West Point Lake Fishing Report – December 2019
West Point: Level: 3.3 feet below full pool. Temp: Upper 50s to low 60s. Clarity: Slightly stained.
Bass: Good. Guide Keith Hudson reports, “The shallow bite remains fair for now, and it should improve even more, especially with a little stained water and higher than normal lake levels. Baits such as Rat-L-Traps, squarebill crankbaits and ChatterBaits are catching some of these shallower fish. Try to fish these baits in coves and pockets with small feeder creeks or around schools of shallow baitfish. Fish the open water in the pockets with an Alabama Rig like the Yum Flash Mob Jr. Also keep a jig or shaky head handy to pitch around any wood cover. Fishing rip-rap can also produce good results this time of year. Yellowjacket and Whitewater creeks continue to produce some good sacks. By the end of the month, the water should clear back up, and the lake level should drop. Big schools of spotted bass mixed with hybrids, white bass and stripers can be caught on jigging spoons and drop-shot rigs and shaky-head rigs on humps and drop-offs. Target deeper offshore structures like brushpiles and old roadbeds in 20 to 30 feet of water near the mouths of most major creeks for the best results.”
Linesides: Good. Guide Keith Hudson reports, “The downline bite with shad or bass shiners has improved as the water has cooled off. Freelining a live bait will also work at times. Most of the fish seem to be holding 20 to 30 feet deep when they are not schooling on the surface. The fish are still moving around a good bit but should lock in to a certain thermocline as the water cools. Expect the topwater fishing to be sporadic. It’s usually best very early and very late or on overcast or rainy days. Gulls and loons usually show up strong in December, which makes it easier to pinpoint schooling stripers. A popping-cork rig has still been working on schooling 1- to 3-lb. fish with an occasional bigger one mixed in. A 3/8- or 1/2-oz. white Rooster Tail, a chrome C.C. Spoon and a number of other small shad imitators have also been producing. And the colder it gets, the better the fishing usually is—within reason of course. As the water cools, a bucktail jig becomes very effective, as well. The mouths of most creeks anywhere south of the Highland Marina area all the way to the dam and Maple Creek have been holding fish. Trolling with mid-depth crankbaits and Alabama Rigs continues to produce some linesides in these same areas.”

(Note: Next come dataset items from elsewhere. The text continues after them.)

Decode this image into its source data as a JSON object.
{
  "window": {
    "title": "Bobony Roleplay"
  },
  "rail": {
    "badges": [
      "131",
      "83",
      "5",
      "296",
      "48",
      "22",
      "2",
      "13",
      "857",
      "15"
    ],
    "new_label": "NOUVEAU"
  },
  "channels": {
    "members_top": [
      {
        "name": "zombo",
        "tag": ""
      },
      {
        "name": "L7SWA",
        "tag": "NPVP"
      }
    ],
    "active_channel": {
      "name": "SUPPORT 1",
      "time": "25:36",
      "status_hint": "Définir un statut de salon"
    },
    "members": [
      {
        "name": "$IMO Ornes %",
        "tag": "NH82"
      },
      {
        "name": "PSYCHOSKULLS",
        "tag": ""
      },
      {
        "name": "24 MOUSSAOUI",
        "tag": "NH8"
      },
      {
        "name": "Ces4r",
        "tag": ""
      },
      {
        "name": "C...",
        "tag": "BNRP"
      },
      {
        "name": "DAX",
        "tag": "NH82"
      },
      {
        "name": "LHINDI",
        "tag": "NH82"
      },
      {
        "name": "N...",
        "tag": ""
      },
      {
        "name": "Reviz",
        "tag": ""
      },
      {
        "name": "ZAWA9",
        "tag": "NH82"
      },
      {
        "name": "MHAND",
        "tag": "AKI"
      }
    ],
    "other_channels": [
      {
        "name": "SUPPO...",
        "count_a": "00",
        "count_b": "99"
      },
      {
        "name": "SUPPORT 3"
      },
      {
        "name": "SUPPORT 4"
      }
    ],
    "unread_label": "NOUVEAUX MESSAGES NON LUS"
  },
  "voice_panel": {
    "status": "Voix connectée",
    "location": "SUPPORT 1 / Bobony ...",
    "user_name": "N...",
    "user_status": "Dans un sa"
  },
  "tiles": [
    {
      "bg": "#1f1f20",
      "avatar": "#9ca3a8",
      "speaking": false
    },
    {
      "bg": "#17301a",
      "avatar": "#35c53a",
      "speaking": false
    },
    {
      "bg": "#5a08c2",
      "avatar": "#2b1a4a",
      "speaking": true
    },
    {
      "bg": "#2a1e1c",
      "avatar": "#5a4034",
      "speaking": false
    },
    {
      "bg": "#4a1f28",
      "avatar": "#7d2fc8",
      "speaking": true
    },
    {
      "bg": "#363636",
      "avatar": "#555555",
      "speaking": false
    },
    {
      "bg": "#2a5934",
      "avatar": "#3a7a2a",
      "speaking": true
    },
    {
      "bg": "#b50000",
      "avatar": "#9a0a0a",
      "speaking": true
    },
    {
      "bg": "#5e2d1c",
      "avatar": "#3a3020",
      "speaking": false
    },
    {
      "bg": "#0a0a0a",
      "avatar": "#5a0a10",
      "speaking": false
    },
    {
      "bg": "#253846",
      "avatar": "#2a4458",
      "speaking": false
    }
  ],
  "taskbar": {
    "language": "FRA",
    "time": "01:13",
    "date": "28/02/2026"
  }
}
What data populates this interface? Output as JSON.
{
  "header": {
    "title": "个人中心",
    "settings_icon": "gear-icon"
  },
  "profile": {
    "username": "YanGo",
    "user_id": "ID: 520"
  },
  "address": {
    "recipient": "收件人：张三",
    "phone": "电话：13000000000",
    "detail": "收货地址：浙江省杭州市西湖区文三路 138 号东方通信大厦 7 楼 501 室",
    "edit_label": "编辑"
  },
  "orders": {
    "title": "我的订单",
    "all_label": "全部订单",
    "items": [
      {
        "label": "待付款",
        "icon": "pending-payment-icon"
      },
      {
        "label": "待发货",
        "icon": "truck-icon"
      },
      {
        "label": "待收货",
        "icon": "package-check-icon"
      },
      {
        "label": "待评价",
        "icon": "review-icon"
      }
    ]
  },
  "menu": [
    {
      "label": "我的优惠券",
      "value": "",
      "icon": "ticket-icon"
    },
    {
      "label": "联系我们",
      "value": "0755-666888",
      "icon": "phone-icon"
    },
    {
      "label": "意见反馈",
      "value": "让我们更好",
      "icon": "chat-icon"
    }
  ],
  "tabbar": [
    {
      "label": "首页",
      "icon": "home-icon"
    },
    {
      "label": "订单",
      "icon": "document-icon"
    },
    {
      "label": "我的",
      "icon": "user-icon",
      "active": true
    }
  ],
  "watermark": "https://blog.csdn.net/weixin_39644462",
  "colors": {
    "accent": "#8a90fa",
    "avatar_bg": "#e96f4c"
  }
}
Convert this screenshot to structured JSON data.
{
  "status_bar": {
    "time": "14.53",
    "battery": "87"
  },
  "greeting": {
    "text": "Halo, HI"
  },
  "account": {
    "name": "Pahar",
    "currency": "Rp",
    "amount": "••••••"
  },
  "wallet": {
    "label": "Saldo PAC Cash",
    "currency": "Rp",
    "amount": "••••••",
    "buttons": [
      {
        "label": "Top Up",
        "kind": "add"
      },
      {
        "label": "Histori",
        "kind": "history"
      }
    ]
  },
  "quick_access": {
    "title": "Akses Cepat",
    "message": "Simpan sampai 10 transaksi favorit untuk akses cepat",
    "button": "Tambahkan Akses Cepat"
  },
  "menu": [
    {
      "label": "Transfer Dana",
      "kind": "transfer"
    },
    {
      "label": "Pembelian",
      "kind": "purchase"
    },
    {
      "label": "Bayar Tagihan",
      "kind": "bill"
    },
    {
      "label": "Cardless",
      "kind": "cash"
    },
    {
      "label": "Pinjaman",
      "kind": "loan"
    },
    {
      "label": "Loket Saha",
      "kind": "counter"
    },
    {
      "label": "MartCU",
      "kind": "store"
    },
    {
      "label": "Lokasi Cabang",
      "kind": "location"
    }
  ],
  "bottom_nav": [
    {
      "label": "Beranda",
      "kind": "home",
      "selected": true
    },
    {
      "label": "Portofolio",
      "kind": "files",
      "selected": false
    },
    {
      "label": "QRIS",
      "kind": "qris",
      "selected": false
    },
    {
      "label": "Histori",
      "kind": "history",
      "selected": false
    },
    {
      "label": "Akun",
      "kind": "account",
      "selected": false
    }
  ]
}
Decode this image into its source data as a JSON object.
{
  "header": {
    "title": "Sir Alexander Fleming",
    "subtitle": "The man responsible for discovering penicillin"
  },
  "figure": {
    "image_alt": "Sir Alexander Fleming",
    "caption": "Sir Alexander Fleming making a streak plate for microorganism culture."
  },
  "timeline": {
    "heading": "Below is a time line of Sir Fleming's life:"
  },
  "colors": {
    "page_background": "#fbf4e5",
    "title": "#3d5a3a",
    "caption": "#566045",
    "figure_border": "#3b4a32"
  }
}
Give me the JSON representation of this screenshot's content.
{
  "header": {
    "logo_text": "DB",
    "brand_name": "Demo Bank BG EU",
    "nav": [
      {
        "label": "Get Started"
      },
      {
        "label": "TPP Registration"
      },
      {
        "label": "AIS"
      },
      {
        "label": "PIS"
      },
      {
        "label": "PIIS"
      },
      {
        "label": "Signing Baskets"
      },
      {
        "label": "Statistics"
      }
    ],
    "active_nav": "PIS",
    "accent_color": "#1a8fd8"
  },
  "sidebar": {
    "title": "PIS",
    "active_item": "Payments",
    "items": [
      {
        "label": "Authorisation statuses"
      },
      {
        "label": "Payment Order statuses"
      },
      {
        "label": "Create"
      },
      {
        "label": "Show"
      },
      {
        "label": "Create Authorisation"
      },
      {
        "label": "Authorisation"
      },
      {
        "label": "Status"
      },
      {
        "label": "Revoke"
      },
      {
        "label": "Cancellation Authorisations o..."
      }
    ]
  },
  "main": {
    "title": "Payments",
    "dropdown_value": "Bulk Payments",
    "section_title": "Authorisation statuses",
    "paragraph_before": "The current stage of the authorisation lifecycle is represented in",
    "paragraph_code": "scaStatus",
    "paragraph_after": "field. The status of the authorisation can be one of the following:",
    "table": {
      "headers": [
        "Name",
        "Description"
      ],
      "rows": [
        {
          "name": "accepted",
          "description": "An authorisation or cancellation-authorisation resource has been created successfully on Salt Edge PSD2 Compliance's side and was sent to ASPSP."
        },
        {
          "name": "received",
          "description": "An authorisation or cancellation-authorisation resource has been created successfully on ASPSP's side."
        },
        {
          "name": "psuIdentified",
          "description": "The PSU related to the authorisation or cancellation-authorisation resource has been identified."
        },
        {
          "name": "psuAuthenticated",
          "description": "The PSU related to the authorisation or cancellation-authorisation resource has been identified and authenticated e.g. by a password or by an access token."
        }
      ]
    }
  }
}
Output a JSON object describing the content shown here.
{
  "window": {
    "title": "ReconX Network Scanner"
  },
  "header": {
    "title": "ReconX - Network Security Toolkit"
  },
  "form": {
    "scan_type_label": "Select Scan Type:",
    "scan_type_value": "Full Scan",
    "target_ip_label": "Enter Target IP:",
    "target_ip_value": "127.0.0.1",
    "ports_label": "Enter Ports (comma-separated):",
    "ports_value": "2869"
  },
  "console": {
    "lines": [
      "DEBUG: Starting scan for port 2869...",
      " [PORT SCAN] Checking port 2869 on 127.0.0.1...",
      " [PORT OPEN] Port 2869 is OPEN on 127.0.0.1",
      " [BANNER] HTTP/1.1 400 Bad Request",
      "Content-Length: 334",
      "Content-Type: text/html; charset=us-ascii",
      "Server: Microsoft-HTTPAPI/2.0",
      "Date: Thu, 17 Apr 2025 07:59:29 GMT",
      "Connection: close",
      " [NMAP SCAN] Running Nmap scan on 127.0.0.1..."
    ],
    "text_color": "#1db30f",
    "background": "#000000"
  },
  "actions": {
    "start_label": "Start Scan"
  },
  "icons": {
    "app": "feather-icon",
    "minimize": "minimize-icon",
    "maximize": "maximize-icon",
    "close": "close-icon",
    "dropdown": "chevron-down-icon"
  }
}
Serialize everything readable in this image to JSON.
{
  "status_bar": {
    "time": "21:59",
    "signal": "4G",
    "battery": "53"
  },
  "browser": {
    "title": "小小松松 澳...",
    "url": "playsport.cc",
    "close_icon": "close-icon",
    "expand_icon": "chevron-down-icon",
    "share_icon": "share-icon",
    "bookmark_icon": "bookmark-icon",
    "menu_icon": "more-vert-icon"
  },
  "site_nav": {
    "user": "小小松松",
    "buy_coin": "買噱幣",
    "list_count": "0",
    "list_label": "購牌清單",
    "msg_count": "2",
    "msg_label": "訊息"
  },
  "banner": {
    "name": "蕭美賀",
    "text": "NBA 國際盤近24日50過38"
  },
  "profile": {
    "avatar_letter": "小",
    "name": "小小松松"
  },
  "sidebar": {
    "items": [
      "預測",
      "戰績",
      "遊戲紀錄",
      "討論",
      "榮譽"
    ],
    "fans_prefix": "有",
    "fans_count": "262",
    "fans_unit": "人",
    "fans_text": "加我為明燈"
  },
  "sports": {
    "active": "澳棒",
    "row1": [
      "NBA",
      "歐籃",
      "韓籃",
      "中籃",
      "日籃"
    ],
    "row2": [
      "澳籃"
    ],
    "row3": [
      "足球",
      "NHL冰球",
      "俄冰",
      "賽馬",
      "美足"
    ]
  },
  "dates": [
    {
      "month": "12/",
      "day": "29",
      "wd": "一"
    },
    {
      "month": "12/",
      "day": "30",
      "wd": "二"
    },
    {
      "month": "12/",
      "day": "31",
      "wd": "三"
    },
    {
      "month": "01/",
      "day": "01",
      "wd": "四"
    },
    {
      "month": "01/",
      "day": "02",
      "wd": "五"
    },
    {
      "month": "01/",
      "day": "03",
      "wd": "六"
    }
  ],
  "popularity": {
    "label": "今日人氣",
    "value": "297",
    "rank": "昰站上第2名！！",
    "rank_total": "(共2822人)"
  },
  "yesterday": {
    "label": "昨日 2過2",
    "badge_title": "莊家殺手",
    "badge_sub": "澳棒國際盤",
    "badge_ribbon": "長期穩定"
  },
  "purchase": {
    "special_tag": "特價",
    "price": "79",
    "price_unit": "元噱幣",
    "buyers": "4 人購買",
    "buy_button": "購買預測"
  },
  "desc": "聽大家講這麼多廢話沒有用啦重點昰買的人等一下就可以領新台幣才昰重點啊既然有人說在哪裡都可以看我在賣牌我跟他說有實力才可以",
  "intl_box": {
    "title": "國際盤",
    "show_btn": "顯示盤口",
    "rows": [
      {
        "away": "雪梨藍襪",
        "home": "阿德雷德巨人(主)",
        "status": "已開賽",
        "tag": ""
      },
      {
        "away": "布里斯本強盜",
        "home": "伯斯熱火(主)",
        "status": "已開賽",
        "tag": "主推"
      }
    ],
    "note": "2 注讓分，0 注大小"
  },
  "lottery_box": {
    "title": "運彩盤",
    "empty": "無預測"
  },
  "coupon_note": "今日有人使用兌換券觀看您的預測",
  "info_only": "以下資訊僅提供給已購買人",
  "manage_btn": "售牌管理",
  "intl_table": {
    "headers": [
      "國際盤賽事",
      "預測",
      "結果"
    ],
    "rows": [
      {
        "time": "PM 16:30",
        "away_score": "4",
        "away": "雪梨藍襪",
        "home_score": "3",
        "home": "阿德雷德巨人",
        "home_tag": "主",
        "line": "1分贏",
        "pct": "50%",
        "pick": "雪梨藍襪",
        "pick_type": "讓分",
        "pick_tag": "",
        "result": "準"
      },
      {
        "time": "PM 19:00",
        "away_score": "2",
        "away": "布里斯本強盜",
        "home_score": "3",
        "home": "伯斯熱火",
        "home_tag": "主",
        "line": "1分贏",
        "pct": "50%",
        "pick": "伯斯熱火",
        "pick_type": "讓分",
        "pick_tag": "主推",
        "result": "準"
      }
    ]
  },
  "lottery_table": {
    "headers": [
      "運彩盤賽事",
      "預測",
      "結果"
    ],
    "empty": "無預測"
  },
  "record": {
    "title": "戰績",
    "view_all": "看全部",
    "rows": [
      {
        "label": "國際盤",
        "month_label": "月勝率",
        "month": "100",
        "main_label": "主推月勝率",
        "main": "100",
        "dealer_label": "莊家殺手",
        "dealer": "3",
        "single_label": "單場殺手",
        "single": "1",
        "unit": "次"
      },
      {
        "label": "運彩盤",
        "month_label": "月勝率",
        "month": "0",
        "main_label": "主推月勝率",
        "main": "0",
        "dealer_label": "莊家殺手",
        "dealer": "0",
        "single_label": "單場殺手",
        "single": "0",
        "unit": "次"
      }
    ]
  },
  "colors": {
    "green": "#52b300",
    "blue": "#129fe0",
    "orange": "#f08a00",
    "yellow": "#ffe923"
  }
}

Crappie: Good. Guide Keith Hudson reports, “Try tightline fishing with minnows or a 1/16-oz. or smaller jig around bridge pilings, brushpiles and blowdowns in 6 to 15 feet of water. Concentrate on trees and brush that are close to the old creek channels. Pitching or shooting docks with small tube or feather jigs around or under the docks can still produce this time of year. As usual, crappie seem to love shade and cover. Yellowjacket, Wehadkee and Whitewater creeks are still producing some crappie. Spider-rig trolling usually starts back good in December and can be very effective. Even night fishing can still be good this time year, especially on a warming trend. If December turns unusually warm and wet, the crappie can show back up surprisingly shallow very quickly.”